Early maps proposed by the two Republicans on the Washington State Redistricting Commission (WSRC) had sought to create more swing districts, defined as areas where Republican and Democratic vote tallies were within three points in the 2020 statewide election. Under Washington’s current alignment, there are six such districts, while maps pitched by GOP WSRC members would have expanded that to as many as 15.
Democrats on the commission, though, believed the state’s new districts should focus more on “fair representation for communities of color,” among other priorities, and would have cut the number of so-called swing districts down to three. State Democrats also questioned the validity of how swing districts were being classified, alleging that voter tallies from statewide candidates often differ compared to legislative races.

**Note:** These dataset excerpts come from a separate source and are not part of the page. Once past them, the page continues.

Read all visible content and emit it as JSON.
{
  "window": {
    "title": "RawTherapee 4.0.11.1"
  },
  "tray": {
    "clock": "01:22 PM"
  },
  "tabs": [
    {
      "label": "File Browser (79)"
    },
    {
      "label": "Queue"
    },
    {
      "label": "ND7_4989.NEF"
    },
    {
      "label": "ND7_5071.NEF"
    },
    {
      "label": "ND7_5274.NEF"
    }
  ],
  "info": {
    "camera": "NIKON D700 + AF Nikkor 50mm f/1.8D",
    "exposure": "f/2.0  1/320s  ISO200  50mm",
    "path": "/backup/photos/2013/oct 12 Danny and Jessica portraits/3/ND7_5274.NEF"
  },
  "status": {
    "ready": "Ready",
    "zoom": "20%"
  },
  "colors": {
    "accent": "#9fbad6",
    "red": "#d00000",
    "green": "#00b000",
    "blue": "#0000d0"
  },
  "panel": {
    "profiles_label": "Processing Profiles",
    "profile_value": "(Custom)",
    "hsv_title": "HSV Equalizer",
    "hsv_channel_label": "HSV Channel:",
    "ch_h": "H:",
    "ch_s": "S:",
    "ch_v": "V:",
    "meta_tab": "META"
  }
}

After a five-hour meeting on Monday where commissioners hoped to come to an accord on a final map, the clock struck midnight, with the commission’s chair appearing to indicate that an agreement had been reached. Rumors then swirled for much of Tuesday morning, particularly over the closed-door nature of the night’s proceedings, which some claimed violated the state’s Open Public Meetings Act.
The WSRC then canceled a scheduled 10 a.m. news conference, instead sending out a press release roughly an hour later, which read:
Last night, after substantial work marked by mutual respect and dedication to the important task, the four voting commissioners on the state redistricting commission were unable to adopt a districting plan by the midnight deadline.
The late release of the 2020 census data combined with technical challenges hampered the commission’s work considerably.
Moving forward, it will now be up to the state Supreme Court to adopt a districting plan. The WSRC noted that it has “every faith that the Supreme Court will draw maps that are fair and worthy of the people of Washington.”
The process itself has also garnered criticism in the wake of the WSRC’s failure to approve a new map. Previously, commissioners had until January 1 in the year following the release of a new census. But in 2016, voters approved a measure moving the deadline to mid-November to make it so the map could take effect in time for the next scheduled election.
As Pierce County Councilmember Derek Young pointed out on Twitter, though, that has yet to yield positive results. Prior to the deadline being moved up, state commissioners hadn’t failed to approve a map since the WSRC was first formed in 1991.
“There should be hard deadlines leading up to try to avoid the problem,” Young said. “I don’t think this has been successful a single time since passage by voters.”
“If a local government did anything like this the Legislature would spend months scolding every city and county across the state for months,” he added. “This is a complete joke.”
Others have criticized the confusion that surrounded the final minutes leading into the midnight deadline.
“The Redistricting Commission not only failed to meet the statutory deadline, but it also declined to interact with the public during public meetings, limited accessibility in critical moments, and grossly disregarded transparency expectations,” Yakima City Councilmember Dulce Gutierrez said in a press release sent on behalf of a group known as Redistricting Justice for Washington (RJW).
“We are deeply disappointed in the commissioners inability to reach an agreement on maps by the constitutional deadline last night and the lack of transparency and meaningful public engagement throughout the commission’s process,” RJW policy analyst Joseph Lachman agreed.